Traditions in Finland are split along an east–west border, between Russia on the east and Swedish territory on the west, and it has often been the case with names. Thanks to this, there are three separate traditions for surnames in Finnish – those of the East Finnish, those of the West Finnish, and those that hail from the Swedish (usually the nobility or the military). Some of these date back centuries – like the East Finnish system, which originated in the thirteenth century, when agrarian farmers were regularly forced to move and thus required to have surnames (these names were eventually made hereditary in the sixteenth century).

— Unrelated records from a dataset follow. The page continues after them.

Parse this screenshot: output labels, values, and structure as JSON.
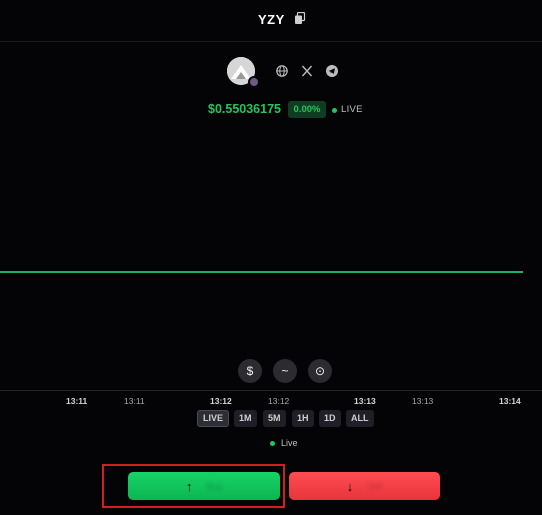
{
  "header": {
    "ticker": "YZY",
    "copy_icon": "copy-icon"
  },
  "token": {
    "avatar_icon": "token-avatar",
    "social_icons": [
      "globe-icon",
      "x-twitter-icon",
      "telegram-icon"
    ]
  },
  "price": {
    "value": "$0.55036175",
    "change": "0.00%",
    "live_label": "LIVE"
  },
  "chart": {
    "tools": [
      "$",
      "~",
      "⊙"
    ],
    "ticks": [
      "13:11",
      "13:11",
      "13:12",
      "13:12",
      "13:13",
      "13:13",
      "13:14"
    ]
  },
  "timeframes": {
    "items": [
      "LIVE",
      "1M",
      "5M",
      "1H",
      "1D",
      "ALL"
    ],
    "active": "LIVE"
  },
  "status": {
    "live_label": "Live"
  },
  "actions": {
    "up_arrow": "↑",
    "down_arrow": "↓",
    "up_label": "Buy",
    "down_label": "Sell"
  },
  "colors": {
    "up": "#16d466",
    "down": "#ff4d52",
    "price_text": "#22c55e",
    "highlight": "#d01f1f"
  }
}
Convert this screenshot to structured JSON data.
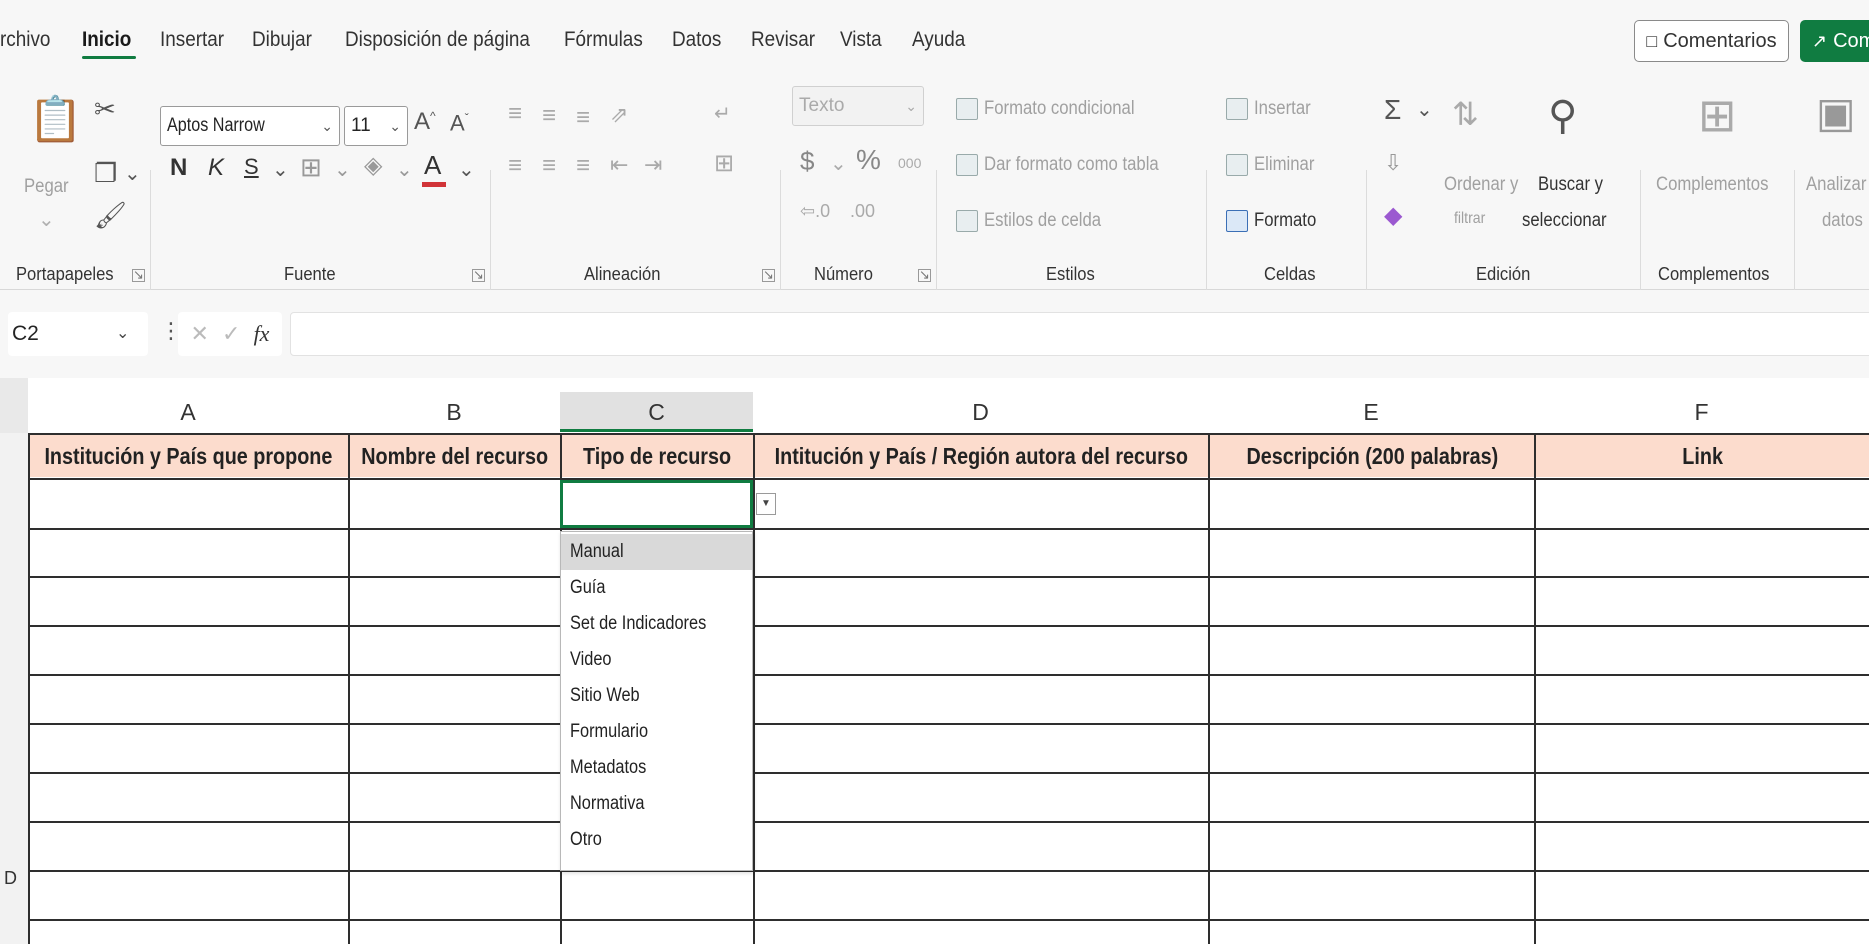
{
  "menu": {
    "items": [
      "rchivo",
      "Inicio",
      "Insertar",
      "Dibujar",
      "Disposición de página",
      "Fórmulas",
      "Datos",
      "Revisar",
      "Vista",
      "Ayuda"
    ],
    "active": "Inicio"
  },
  "header_buttons": {
    "comments": "Comentarios",
    "share": "Com"
  },
  "ribbon": {
    "clipboard": {
      "paste": "Pegar",
      "label": "Portapapeles"
    },
    "font": {
      "name": "Aptos Narrow",
      "size": "11",
      "bold": "N",
      "italic": "K",
      "underline": "S",
      "label": "Fuente",
      "font_color": "#d13438"
    },
    "alignment": {
      "label": "Alineación"
    },
    "number": {
      "format": "Texto",
      "currency": "$",
      "percent": "%",
      "thousands": "000",
      "label": "Número"
    },
    "styles": {
      "conditional": "Formato condicional",
      "as_table": "Dar formato como tabla",
      "cell_styles": "Estilos de celda",
      "label": "Estilos"
    },
    "cells": {
      "insert": "Insertar",
      "delete": "Eliminar",
      "format": "Formato",
      "label": "Celdas"
    },
    "editing": {
      "sort_line1": "Ordenar y",
      "sort_line2": "filtrar",
      "find_line1": "Buscar y",
      "find_line2": "seleccionar",
      "label": "Edición"
    },
    "addins": {
      "button": "Complementos",
      "label": "Complementos"
    },
    "analyze": {
      "line1": "Analizar",
      "line2": "datos"
    }
  },
  "formula_bar": {
    "name_box": "C2",
    "fx": "fx",
    "content": ""
  },
  "sheet": {
    "columns": [
      "A",
      "B",
      "C",
      "D",
      "E",
      "F"
    ],
    "selected_column": "C",
    "headers": [
      "Institución y País que propone",
      "Nombre del recurso",
      "Tipo de recurso",
      "Intitución y País / Región autora del recurso",
      "Descripción (200 palabras)",
      "Link"
    ],
    "row_numbers": [
      "",
      "",
      "",
      "",
      "",
      "",
      "",
      "",
      "",
      "D",
      ""
    ],
    "header_fill": "#fcdccd",
    "accent": "#107c41"
  },
  "dropdown": {
    "options": [
      "Manual",
      "Guía",
      "Set de Indicadores",
      "Video",
      "Sitio Web",
      "Formulario",
      "Metadatos",
      "Normativa",
      "Otro"
    ],
    "highlighted": "Manual"
  }
}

East Finnish names would usually be created from the first names of the patriarchs of the family, while West Finnish names would be based on the family's association with a certain area, farm or homestead, meaning that the surname would change whenever the family had to move. This place-based system also entered the East Finnish tradition in the seventeenth and eighteenth centuries, but the Western European tradition of 'First Name, Surname' began to gain more of a foothold. This increased after 1921 when surnames became compulsory for all Finns, and if there was no fixed surname for the family, the name of their current homestead were chosen. Because this new surname would apply to all inhabitants of the homestead or farm, even farmhands and other non-family workers, not everyone with the same surname were guaranteed to be genetically related.

This was all made even more complicated by the Swedish tradition, where Swedish-speaking members of the upper and middle classes would adopt Swedish and German surnames for themselves. This would often happen when they attained positions of status in Finnish society, and they would abandon their previous Finnish name in order to create a new one. This would especially happen in the military, where enlisted soldiers would be forced to adopt Swedish or German surnames whether they liked it or not.

In today's Finland, names follow a structure similar to the German model, and every person is legally obliged to have a first and last name, and couple who get married can choose either of their surnames as their new family name (or they can choose to combine both into a double-barrelled name). Finns can change their name once without any specific reason, but it must be to a specifically Finnish name, and the name can't be currently being used by any person resident in Finland (although there are religious exceptions to this rule). Finnish names are often based on the natural world, and the three most popular current Finnish names are 'Korhonen' (from 'korho', meaning deaf or proud), 'Virtanen' (from 'virta', meaning stream), and 'Mäkinen' (from 'mäki', meaning hill).